Trump and his allies want to undermine U.S. democracy. If they win control of the White House and both chambers of the U.S. Congress they will have ample opportunity to do this.

U.S. history is, at least in part, a history of violence against indigenous people, people of color (especially, African-Americans), immigrants, workers and unions, women’s rights, and others. It is reflected in the Civil War, as southern white plantation owners and their government and grassroots supporters fought a losing and bloody war to expand slavery in the west. Adam Hochschild recaptures the government’s suppression of war opponents, socialists, and trade unions during WWI in his book, American Midnight: The Great War, A Violent Peace, and Democracy’s Forgotten Crisis. Kevin M. Krouse and Julian E. Zelizer edit a collection of essays by historians “to take on the biggest legends and lies” in American history. The book’s title: Myth America. Dana Milbank analyzes the “twenty-five year crack-up of the Republican Party” in his book, The Destructionists. Dan Pfeiffer focuses his book on the “big lie” promoted by right-wing media (Battling the Big Lie: How Fox, Facebook, and the Mega Media are Destroying America). Among the most troubling books is the book by Malcolm Nance, They Want to Kill Americans: The Militias, Terrorists, and Deranged Ideology of the Trump Insurgency.

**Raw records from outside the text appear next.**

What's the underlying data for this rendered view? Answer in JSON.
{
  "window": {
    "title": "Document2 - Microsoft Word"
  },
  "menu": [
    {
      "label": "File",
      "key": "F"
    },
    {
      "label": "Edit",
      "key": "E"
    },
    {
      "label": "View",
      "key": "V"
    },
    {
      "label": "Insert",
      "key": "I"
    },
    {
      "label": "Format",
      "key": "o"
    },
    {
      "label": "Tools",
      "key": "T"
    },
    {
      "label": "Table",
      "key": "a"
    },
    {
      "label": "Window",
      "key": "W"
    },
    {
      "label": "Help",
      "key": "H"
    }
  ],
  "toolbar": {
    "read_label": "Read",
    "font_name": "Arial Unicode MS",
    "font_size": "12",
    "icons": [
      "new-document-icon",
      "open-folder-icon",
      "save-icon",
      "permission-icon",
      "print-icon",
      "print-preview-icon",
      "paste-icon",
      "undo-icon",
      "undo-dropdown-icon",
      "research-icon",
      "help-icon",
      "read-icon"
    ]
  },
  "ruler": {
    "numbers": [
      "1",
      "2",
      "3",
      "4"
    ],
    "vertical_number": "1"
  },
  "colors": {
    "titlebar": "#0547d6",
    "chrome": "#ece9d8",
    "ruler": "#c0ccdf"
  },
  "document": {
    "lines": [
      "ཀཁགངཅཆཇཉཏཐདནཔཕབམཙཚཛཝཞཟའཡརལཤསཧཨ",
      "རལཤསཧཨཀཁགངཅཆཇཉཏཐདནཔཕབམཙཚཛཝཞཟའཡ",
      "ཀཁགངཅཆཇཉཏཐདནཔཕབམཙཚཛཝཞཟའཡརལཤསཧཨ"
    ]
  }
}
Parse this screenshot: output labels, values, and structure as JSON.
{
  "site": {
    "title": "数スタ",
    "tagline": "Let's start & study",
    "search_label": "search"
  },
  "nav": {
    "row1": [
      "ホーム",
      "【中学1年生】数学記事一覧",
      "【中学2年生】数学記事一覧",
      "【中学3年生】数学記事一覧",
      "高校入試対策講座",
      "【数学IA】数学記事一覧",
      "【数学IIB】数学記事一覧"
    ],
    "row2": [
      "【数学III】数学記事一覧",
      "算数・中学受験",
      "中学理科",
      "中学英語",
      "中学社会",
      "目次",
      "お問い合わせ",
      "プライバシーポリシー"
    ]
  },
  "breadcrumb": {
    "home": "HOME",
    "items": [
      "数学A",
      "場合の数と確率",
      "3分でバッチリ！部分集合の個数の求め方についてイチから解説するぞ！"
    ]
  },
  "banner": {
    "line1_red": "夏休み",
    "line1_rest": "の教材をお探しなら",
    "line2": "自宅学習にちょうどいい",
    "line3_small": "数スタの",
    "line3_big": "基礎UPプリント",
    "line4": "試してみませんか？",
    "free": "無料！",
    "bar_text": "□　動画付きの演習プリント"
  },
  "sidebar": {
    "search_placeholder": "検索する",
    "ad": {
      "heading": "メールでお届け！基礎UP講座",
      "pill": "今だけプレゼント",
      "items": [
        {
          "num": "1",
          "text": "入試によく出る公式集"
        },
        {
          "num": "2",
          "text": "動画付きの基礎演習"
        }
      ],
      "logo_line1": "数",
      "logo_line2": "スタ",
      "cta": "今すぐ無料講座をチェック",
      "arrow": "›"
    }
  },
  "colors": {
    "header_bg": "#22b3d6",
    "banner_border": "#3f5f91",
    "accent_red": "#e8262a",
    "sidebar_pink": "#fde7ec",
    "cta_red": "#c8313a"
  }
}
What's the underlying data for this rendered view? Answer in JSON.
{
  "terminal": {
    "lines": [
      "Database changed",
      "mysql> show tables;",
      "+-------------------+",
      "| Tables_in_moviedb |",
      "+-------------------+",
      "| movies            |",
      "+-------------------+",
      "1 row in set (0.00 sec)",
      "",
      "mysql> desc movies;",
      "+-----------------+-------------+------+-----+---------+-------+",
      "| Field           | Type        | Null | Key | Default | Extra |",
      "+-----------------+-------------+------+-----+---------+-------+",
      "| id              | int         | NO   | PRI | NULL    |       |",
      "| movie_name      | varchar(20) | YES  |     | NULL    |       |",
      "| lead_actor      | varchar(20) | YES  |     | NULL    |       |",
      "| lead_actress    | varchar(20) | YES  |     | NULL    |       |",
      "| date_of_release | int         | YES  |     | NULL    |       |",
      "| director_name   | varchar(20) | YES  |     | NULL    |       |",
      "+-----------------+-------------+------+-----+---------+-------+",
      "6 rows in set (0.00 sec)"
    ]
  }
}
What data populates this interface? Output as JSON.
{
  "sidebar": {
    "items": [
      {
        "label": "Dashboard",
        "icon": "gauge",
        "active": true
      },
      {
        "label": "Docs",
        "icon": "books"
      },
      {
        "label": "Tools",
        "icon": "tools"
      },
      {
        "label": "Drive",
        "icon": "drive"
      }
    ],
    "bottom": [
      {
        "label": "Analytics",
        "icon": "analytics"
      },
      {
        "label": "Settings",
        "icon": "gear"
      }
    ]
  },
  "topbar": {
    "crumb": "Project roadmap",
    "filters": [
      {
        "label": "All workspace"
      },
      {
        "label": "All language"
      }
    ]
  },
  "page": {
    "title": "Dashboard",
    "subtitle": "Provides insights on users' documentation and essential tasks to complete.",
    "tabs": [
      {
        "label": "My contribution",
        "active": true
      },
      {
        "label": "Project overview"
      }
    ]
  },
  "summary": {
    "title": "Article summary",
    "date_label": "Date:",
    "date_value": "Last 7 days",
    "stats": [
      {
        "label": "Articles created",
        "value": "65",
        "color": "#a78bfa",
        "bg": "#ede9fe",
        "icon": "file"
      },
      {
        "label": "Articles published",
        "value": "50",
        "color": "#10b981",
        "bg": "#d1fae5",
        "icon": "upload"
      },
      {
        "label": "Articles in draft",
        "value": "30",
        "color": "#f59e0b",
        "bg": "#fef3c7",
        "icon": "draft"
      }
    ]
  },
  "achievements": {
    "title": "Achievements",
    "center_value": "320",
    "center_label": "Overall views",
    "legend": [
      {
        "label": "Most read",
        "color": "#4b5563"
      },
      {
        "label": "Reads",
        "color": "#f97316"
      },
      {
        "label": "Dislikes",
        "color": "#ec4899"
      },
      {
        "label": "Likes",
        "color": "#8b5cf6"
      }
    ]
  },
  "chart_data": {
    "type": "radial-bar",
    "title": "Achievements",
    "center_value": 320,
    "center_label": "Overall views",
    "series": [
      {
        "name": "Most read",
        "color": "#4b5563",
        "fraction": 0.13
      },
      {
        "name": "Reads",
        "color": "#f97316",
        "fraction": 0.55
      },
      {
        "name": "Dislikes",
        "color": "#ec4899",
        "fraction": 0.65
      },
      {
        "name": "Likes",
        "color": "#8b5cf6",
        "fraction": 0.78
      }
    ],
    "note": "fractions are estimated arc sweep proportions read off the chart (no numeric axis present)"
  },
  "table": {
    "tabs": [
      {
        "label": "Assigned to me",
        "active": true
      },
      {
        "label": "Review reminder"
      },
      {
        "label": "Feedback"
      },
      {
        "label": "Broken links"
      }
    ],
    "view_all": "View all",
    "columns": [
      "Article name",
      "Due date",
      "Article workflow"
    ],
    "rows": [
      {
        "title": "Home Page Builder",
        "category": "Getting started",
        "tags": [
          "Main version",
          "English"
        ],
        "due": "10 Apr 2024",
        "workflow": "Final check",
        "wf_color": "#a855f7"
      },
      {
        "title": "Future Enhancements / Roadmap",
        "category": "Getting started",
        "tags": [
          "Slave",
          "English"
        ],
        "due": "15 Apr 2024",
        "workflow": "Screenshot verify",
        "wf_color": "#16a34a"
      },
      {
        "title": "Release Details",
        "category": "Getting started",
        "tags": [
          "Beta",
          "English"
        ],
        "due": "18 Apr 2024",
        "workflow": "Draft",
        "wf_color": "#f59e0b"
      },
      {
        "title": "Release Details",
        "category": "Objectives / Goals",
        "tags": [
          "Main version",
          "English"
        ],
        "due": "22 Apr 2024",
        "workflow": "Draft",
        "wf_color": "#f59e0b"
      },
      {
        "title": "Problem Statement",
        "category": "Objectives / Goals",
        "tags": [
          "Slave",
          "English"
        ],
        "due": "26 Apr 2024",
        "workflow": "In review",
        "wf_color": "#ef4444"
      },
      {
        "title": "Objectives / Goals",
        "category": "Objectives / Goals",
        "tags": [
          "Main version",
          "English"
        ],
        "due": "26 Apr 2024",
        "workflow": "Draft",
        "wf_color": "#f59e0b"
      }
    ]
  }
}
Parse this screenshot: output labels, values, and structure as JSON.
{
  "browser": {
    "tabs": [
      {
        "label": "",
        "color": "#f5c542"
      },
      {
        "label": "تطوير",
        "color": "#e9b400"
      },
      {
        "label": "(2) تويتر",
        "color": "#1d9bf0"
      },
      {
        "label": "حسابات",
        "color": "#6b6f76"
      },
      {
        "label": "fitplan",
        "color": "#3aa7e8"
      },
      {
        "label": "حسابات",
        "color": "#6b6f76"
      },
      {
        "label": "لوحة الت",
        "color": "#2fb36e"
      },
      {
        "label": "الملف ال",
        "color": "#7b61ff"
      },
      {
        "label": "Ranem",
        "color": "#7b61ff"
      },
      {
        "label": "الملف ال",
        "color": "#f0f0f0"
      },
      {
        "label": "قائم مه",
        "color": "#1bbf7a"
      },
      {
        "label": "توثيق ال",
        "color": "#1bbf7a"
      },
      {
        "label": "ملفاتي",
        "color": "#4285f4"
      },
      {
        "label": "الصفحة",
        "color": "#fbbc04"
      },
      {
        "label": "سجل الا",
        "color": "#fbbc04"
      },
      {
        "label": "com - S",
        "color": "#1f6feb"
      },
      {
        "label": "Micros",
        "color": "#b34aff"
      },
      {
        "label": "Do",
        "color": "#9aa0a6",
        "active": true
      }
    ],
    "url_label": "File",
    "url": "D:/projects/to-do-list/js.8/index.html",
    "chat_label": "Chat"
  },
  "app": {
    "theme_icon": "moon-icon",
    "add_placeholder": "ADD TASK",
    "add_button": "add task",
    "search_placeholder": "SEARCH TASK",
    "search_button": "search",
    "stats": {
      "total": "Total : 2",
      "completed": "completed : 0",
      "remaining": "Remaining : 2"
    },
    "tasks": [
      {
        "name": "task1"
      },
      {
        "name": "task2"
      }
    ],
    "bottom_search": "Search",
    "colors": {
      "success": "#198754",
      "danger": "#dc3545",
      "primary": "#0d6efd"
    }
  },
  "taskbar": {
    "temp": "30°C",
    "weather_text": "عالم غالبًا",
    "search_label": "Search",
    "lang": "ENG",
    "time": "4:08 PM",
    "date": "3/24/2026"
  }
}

Malcom Nance does not mince words. He is a globally renowned expert on terrorism, extremism, and insurgency and best-selling author. He offers the following description of Trump’s electoral base in his book titled They Want to Kill Americans: The Militias, Terrorists, and Deranged Ideology of the Trump Insurgency (publ. 2022). This base is anti-democratic and willing to accept violence if necessary to achieve their goals.

“The Trump worshipping base has become an openly fascist movement. It endangers the nation with near constant threats to take up arms and create political instability through violence. The goals of TITUS [Trump Insurgency in the United States] are not just to alter and coopt the national dialogue but to dismantle the framework of government and the Constitution itself. They openly advocate the destruction of America’s diversity, multiculturalism, and equality. They continue to demand that an unelected dictator be put back into office. They want a strongman who will impose the will and ideology of forty million misguided people over the voices and lives of all other Americans” (p. 241).